The change might go unnoticed by fans watching a tournament, but the quality of the on-screen product should be much improved. Using an example supplied by the PGA Tour, Bryson DeChambeau missed the green on a par-5 at the Memorial in June, landing 57 feet from the hole. DeChambeau’s performance in these situations was instantaneously transmitted to the broadcast booth, providing the commentators with all the information they needed - such as that DeChambeau was leading the field with a scrambling rate of 80.0 percent - to provide color commentary. Even the most prepared broadcasters don’t always have the data they need at their fingertips; now it appears they won’t have to.

The tour will also use the AI platform to automate content creation, providing round recaps for every player in the field following every round of a tournament, and create more video highlights, allowing it to “easily put out 200 to 250 videos per week,” said Scott Gutterman, vice president of digital operations at the PGA Tour.

Video content for the PGA Tour is important.
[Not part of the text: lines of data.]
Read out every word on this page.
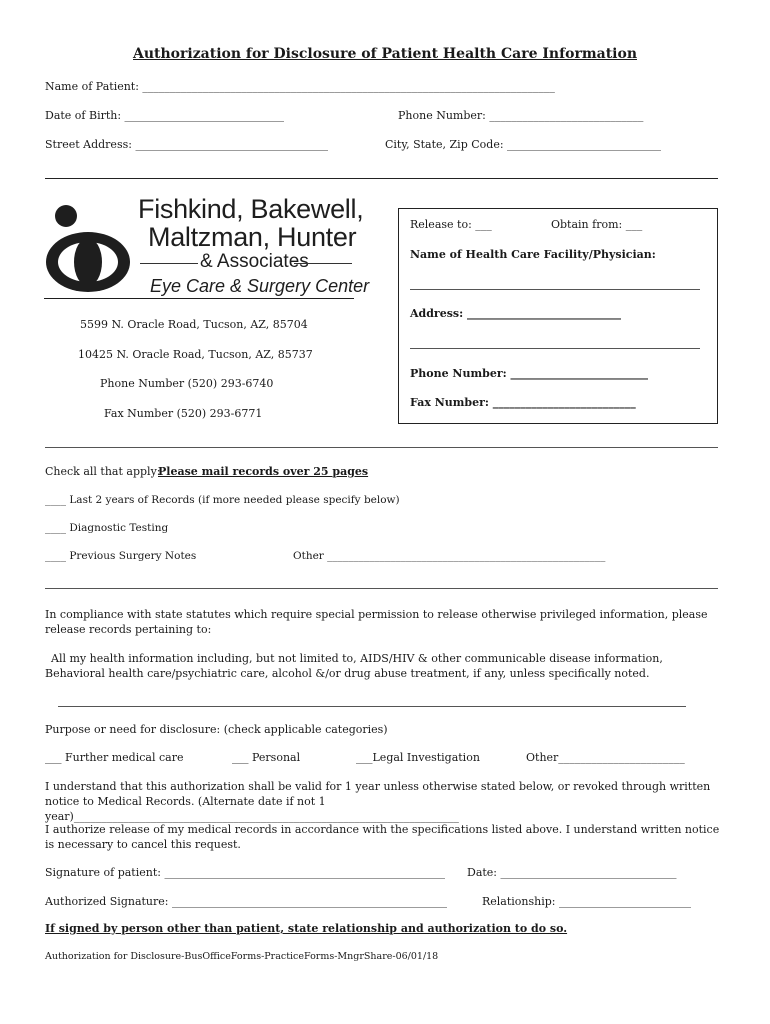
Authorization for Disclosure of Patient Health Care Information
Name of Patient: ___________________________________________________________________________
Date of Birth: _____________________________	Phone Number: ____________________________
Street Address: ___________________________________	City, State, Zip Code: ____________________________
Fishkind, Bakewell,
Maltzman, Hunter
& Associates
Eye Care & Surgery Center
5599 N. Oracle Road, Tucson, AZ, 85704
10425 N. Oracle Road, Tucson, AZ, 85737
Phone Number (520) 293-6740
Fax Number (520) 293-6771
Release to: ___	Obtain from: ___
Name of Health Care Facility/Physician:
Address: ____________________________
Phone Number: _________________________
Fax Number: __________________________
Check all that apply:
Please mail records over 25 pages
____ Last 2 years of Records (if more needed please specify below)
____ Diagnostic Testing
____ Previous Surgery Notes	Other _____________________________________________________
In compliance with state statutes which require special permission to release otherwise privileged information, please release records pertaining to:
All my health information including, but not limited to, AIDS/HIV & other communicable disease information, Behavioral health care/psychiatric care, alcohol &/or drug abuse treatment, if any, unless specifically noted.
Purpose or need for disclosure: (check applicable categories)
___ Further medical care	___ Personal	___Legal Investigation	Other_______________________
I understand that this authorization shall be valid for 1 year unless otherwise stated below, or revoked through written notice to Medical Records. (Alternate date if not 1 year)______________________________________________________________________
I authorize release of my medical records in accordance with the specifications listed above. I understand written notice is necessary to cancel this request.
Signature of patient: ___________________________________________________ Date: ________________________________
Authorized Signature: __________________________________________________	Relationship: ________________________
If signed by person other than patient, state relationship and authorization to do so.
Authorization for Disclosure-BusOfficeForms-PracticeForms-MngrShare-06/01/18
Unlike a basketball or football game, where everything is happening in front of you, golf tournaments have many moments happening simultaneously in different places, making it difficult to keep up with every player at every juncture of the event. Gutterman looked to the NFL as a possible solution.

“We are trying to figure out how to get video of every shot from every hole across the entire course so we can create something similar to the ‘NFL RedZone,’ which would allow you to go from green to green as players are getting ready to putt for birdie or win an event,” Gutterman said.

The tour plans to do much more with its data, with some of those advancements having a direct impact on sports betting and daily fantasy leagues.

Much like baseball’s analytics revolution in the 1980s and again in the “Moneyball” era, the PGA Tour is about to embark on a learning expedition. However, unlike Bill James’s Project Scoresheet, a plea to fans in 1984 to provide play-by-play accounts of every game because MLB would not, the tour will simply feed the machines and let them figure it out.

“This is all about taking this massive database of shot data and creating an artificial-intelligence system that finds the most relevant, most interesting stats that are contextual,” explained Mike Downey, an engineer at Microsoft. “So whatever is going on a golf tournament at that moment will know what is most relevant. The data will help add context so we can have a better understanding of how unique or special any given shot was.”

Perhaps we will learn, definitively, that driving distance isn’t as important as strokes gained off the tee, or that sand play at one event is significantly more important than at another. Maybe a player scrambles better at TPC Potomac than at Augusta National - critical information for sports bettors or daily fantasy players. First up: The PGA Tour will examine, in detail, how players perform on the green.

“We are going to create some new statistics around putting,” Evans said. “We are going to compute stats around putts that break from left to right, right to left, uphill and downhill. We are going to see what are the tendencies in general and then look at those tendencies by player.”

Perhaps that sounds like a small step for such a big database, but remember, baseball’s analytics revolution blossomed around one stat (on-base percentage), too. So there should be little doubt that golf is on the cusp of a significant statistical movement.